The example that I leave you is extremely easy, inside the loop the only thing that is done is to obtain the integer values of the episode and add them. The same is done with the thirds with the difference multiplied by ten (10) to obtain the whole value of the decimal point of the third. At the end, the sum of both the episodes and the thirds is obtained.
Now the important part is the total calculation of the episodes:
episodiosCompletos
+ Math.Truncate(terciosCompletos / 3D) + ((terciosCompletos % 3) / 10D)

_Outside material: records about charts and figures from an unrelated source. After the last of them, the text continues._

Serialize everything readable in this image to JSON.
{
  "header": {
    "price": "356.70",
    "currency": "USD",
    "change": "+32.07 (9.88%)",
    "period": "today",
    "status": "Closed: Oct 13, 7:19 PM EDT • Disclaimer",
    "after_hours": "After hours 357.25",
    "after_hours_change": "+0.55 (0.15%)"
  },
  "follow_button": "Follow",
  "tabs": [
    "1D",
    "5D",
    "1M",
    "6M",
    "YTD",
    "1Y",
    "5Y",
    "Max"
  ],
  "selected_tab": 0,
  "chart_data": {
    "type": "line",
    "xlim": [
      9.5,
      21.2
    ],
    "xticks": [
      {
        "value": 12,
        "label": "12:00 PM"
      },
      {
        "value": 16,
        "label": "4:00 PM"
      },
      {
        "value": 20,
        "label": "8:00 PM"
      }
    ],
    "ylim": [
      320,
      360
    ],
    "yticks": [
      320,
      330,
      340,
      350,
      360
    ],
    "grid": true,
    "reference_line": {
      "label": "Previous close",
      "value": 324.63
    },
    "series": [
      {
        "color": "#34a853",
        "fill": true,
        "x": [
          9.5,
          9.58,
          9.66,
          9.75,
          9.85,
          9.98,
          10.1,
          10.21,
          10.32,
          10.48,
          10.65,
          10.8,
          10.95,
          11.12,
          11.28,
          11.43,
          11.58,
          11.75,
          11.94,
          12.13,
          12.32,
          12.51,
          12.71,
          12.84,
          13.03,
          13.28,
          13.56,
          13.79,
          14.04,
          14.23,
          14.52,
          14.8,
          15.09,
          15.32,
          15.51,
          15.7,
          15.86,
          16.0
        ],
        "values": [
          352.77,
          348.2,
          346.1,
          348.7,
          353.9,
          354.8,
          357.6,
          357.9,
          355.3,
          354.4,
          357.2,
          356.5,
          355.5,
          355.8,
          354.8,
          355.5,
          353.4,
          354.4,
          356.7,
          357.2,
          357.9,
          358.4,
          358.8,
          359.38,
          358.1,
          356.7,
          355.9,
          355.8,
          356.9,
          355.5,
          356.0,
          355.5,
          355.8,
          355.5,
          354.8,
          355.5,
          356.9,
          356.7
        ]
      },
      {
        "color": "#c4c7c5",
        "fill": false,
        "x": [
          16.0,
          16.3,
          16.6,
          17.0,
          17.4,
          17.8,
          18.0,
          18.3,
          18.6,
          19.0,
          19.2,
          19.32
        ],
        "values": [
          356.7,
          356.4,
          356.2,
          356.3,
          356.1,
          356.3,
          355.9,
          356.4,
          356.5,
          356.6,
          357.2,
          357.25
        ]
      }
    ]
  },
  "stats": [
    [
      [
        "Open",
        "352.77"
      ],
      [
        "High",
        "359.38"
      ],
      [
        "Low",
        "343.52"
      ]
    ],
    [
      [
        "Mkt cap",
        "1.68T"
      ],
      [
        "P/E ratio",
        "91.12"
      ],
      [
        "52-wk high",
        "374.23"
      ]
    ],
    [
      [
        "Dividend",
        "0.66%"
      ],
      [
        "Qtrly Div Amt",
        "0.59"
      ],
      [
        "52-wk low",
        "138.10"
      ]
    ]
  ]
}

Previously calculated episodes within the loop.episodiosCompletos +
Math.Truncate(terciosCompletos / 3D)
+ ((terciosCompletos % 3) / 10D)
Now the number of thirds is divided by 3 and the whole value of it is extracted, with this we obtain the number of episodes that are within the thirds.episodiosCompletos + Math.Truncate(terciosCompletos / 3D) +
((terciosCompletos % 3) / 10D)
This part is important, since, if the sum of the thirds is not a value divisible by 3, then the rest of the division by 3 is obtained to obtain the third of the remaining episode, but since an integer is returned, it ends up dividing by 10.The same applies if you pass it to an excel.
Result:
Formulas: The same calculations that are done in C #. Note that in excel the function is used
RESIDUO
(Its counterpart in English is MOD) and in C# the percentage symbol (%
) to obtain the remainder of the division.Updating: As I say in the comments (I don't program in php), but, the doubt arose as to why it gives you other decimals, so I searched the internet for how to create a
array
, how to use afor
and what is the counterpart ofMath.Truncate
in php, so I turned to aphp fiddle online
and managed to do this. So far it has been working fine for me.